Located about 75 kms from Keylong, Baralacha La at an altitude of 16,040 feet across the Bhaga river is the start point of several treks in Leh Ladakh region which include the famous Suraj Tal trek and Chandra Tal trek. It is always advisable to cross Baralacha La pass before noon. The melting of snow on the higher altitudes of this pass makes it difficult to cross it as the day advances.
Tanglang La Pass
Tanglang La on the Manali – Leh highway at an altitude of 17582 ft is the highest point on the highway. Tanglang la is like the gateway to Leh on the Manali – Leh route. Gata Loops and Tanglang La are the highlights of the Manali – Leh highway. Like most of the mountain passes in Leh on Tanglang la also there is a small temple and a marker stone whith the altitude of the pass mentioned on it!
Chang La Pass
The gateway to Changthang, Chang La at 17,590 ft is the third highest motorable pass. At the pass there is a shrine dedicated to Chang La baba after who the pass is also named. Tangste is the nearest settlement. Indian army serves tea here free of cost to tourists visiting Chang La pass!
Zoji La Pass
Zoji la Pass is one of the highest mountain passes on Srinagar – Ladakh highway about 100 km from Srinagar ahead of Sonmarg. Zoji la pass remains closed to traffic for nearly six months in a year due to heavy snowfall in winter. (Opens by April end)
The Marsimek-La pass built by ITBP at 18634 ft also makes unsubstantiated claims of being the highest motorable pass in the world! Marsimek-La is on the northern-most tip of the Plateau 35 kms from Pangong Tso.
Fotu La Pass
Fotu La pass on the Srinagar-Leh highway of the Himalayan Zanskar Range stands at a height of of 13,478ft (4,108m) above the sea level. This mountain pass is referred to as the highest point on the highway, going beyond the well-known Zoji La. The drive through the pass is a beautiful journey where you can stop to get an amazing view of the snow-clad mountain ranges.
Lachulung La Pass
Lachulung La, located in Ladakh separates the valleys of the Tsarap Chu Chu and the Tozay, where both are on the flow of the Zanskar and the Indus rivers. Situated on 16,600 feet above the sea level, the pass is quite close to the Sarchu and Pangong lake. The pass on the Leh-Manali Highway is around 8 kms from La Nakee that is around 24 kms towards the north of Pang. The road is visible from the narrow gap of the Lachulung Lungpa. While crossing the pass, the tourist buses and taxis take a halt here most of the times, to let the tourists admire the local natural beauty of the surrounding mountains. It is one of the favorite passes amongst the hikers as well as trekkers.
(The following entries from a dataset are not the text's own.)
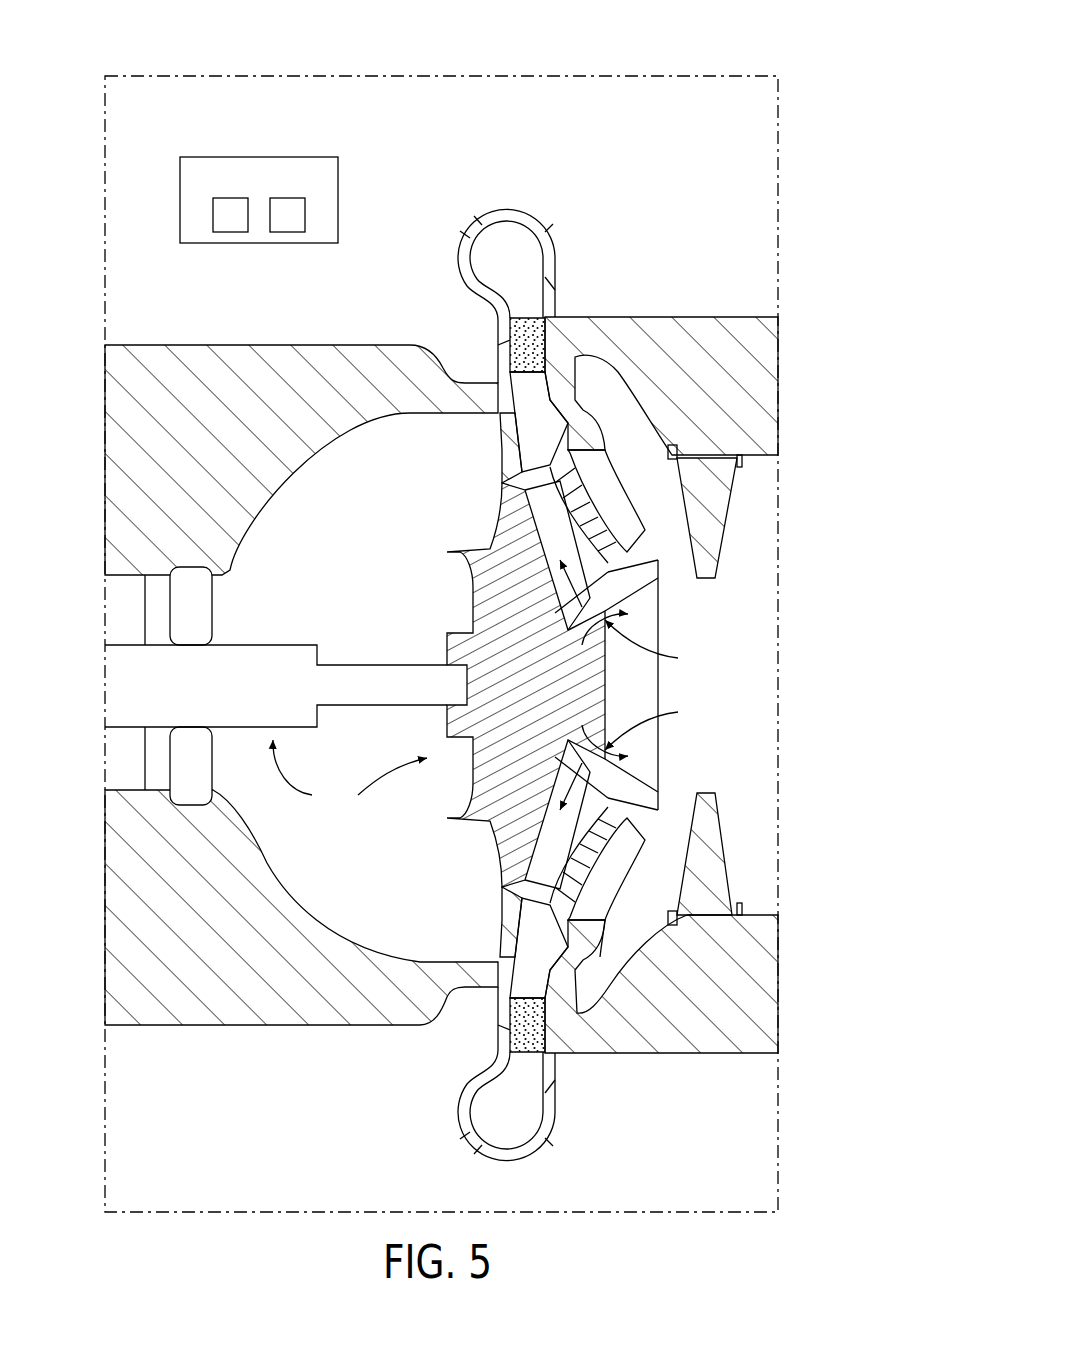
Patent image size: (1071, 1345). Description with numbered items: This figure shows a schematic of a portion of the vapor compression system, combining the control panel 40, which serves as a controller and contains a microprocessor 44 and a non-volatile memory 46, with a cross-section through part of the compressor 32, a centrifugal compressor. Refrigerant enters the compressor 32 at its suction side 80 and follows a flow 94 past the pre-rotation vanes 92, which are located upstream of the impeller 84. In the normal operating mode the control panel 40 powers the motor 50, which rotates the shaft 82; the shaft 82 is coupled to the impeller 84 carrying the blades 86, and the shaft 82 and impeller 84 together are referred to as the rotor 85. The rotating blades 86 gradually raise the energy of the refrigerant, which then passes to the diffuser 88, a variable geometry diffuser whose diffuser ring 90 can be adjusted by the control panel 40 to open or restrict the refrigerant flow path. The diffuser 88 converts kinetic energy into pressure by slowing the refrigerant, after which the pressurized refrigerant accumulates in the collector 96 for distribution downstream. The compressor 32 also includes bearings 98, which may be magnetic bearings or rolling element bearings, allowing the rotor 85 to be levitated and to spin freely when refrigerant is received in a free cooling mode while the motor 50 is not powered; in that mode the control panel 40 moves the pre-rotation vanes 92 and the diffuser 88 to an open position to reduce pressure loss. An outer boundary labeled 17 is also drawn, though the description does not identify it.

The turbocharger system 17 is at (663, 47).
The control panel 40 is at (258, 157).
The microprocessor 44 is at (232, 232).
The non-volatile memory 46 is at (288, 232).
The compressor 32 is at (224, 343).
The motor 50 is at (110, 612).
The collector 96 is at (514, 250).
The diffuser 88 is at (492, 336).
The diffuser ring 90 is at (528, 323).
The suction side 80 is at (808, 520).
The impeller 84 is at (491, 546).
The bearings 98 is at (208, 607).
The shaft 82 is at (294, 645).
The pre-rotation vanes 92 is at (723, 553).
The flow 94 is at (657, 652).
The blades 86 is at (652, 652).
The rotor 85 is at (350, 775).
Namikala pass, located at the Zanskar range that connects Srinagar- Leh highway. This pass located at the height of 12,139 feet above the sea level is also known as the pillar of the sky passes. Namikala pass is situated on the way to Mulbek valley. Tourists here can see the rock carvings of Maitreya Buddha as well as a Gompa. It is one of the most important passess in Ladakh and the last one too, before one enters the Kargil region. You will find a number of signboards giving important information. Although a barren land, but once you cross the pass you can admire the breathtaking view of the lush green surroundings and snow-covered peaks.